Reducing SARS-CoV-2 risk in children: Understanding the role of vaccination and public health measures
Dr. Jonathon Maguire is an Associate Professor of Pediatrics and Nutritional Sciences at the University of Toronto, a Scientist at the Centre for Urban Health Solutions at the Li Ka Shing Knowledge Institute of St. Michael’s Hospital, and a member of the Edwin S.H. Leong Centre for Healthy Children. In this update, he provides insights into his research on reducing SARS-CoV-2 risks in children.
The COVID-19 pandemic placed children and families in a unique position, requiring them to balance the risks of infection with the need for normal social and educational development. While much of early pandemic research focused on adults, understanding the effectiveness of public health measures in children remains an important research priority. This project seeks to evaluate how both pharmaceutical and non-pharmaceutical interventions (NPIs) influence SARS-CoV-2 infection rates in children.
Our work includes two major studies that have provided key insights into vaccine effectiveness and seroprevalence among children. The first examined the seroprevalence of SARS-CoV-2 antibodies in children receiving primary care in Toronto. Through TARGet Kids!, Canada’s largest primary care research network for children this study tracked the presence of both infection-acquired and vaccine-acquired antibodies, revealing a rise in infection-acquired seroprevalence from 2.6% in early 2021 to 50.7% by late 2022. Meanwhile, vaccine-acquired antibodies reached 45.2% by late 2022, demonstrating the growing role of vaccination in this population. These findings, published in the Canadian Journal of Public Health, contribute to our understanding of community transmission dynamics and the evolving immunity landscape in children.

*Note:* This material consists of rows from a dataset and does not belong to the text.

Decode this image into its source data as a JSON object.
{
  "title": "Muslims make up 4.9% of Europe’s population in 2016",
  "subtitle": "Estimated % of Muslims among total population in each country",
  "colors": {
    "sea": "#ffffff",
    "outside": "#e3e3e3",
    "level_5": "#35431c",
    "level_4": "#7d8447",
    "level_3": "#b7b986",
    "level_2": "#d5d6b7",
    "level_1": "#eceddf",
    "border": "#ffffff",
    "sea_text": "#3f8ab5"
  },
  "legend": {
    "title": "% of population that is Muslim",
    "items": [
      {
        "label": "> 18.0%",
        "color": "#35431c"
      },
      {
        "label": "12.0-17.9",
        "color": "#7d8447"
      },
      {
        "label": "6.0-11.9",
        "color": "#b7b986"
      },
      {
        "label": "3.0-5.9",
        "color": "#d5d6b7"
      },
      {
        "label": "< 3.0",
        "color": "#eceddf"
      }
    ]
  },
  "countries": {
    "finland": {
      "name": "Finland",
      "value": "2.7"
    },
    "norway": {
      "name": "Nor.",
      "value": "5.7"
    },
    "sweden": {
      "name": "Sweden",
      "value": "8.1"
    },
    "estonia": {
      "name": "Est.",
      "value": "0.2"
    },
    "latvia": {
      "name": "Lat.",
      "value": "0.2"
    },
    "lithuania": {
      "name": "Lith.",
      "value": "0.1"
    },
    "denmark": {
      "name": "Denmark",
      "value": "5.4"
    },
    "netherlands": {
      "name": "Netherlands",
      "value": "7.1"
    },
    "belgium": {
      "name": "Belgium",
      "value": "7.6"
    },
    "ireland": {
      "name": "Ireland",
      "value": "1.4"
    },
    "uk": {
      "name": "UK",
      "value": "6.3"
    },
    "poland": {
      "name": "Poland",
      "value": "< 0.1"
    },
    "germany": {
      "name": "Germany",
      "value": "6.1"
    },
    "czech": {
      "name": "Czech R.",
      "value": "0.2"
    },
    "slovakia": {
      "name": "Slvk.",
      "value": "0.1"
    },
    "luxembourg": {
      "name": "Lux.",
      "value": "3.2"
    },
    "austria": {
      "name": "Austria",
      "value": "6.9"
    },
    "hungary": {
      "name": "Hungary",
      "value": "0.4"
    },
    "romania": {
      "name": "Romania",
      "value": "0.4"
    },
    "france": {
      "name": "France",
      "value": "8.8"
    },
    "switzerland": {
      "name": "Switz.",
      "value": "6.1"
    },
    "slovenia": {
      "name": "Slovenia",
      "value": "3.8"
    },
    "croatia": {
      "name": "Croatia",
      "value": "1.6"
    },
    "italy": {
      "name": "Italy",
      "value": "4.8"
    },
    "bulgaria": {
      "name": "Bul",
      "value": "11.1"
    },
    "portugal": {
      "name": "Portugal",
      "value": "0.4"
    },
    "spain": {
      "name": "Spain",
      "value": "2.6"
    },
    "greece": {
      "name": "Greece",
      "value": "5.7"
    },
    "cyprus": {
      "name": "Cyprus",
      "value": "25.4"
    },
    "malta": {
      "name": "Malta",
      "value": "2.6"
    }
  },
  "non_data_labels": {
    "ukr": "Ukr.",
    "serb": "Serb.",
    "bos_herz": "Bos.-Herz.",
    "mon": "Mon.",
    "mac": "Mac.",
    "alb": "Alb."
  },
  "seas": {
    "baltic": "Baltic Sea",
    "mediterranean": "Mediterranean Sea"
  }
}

The second study assessed the real-world effectiveness of the mRNA-1273 (Moderna) vaccine in children aged 6 months to 5 years. Using a test-negative design with linked health administrative data from ICES, we found that two doses of mRNA-1273 provided 90% protection against symptomatic infection and 82% effectiveness against COVID-19-related hospitalization. These findings, recently published in Open Forum Infectious Diseases, provide evidence for vaccination policy in young children, a population for whom data on vaccine effectiveness have been limited.
While the focus of our work began with vaccination, non-pharmaceutical interventions (NPIs) such as masking, physical distancing, and staying home have also played an important role in reducing transmission. However, there remains limited data on their specific impact in pediatric populations. Our next phase of research aims to fill this gap by analyzing how adherence to NPIs affects infection risk in children. We are currently working on TARGet Kids! linked datasets at ICES to study the relationship between NPIs and infection rates. This research will provide essential insights into the effectiveness of individual and layered interventions in preventing SARS-CoV-2 transmission.
A key strength of this project is its meaningful engagement with children and families through the TARGet Kids! Parent and Caregiver Team, a parent partnership which prioritizes co-design and community involvement. This partnership fosters shared decision-making, enhancing the feasibility, relevance, and impact of our research. By embedding parent and caregiver perspectives throughout the research process, we ensure that interventions are not only effective but also practical and acceptablewithin real-world family contexts.
Understanding the role of vaccines and non-pharmaceutical public health measures in reducing SARS-CoV-2 infection in children is important for shaping future pandemic policies. Our research continues to generate evidence that will inform vaccine recommendations, public health guidelines, and broader dialog on how best to protect children during pandemic periods while minimizing disruptions to their health and well-being.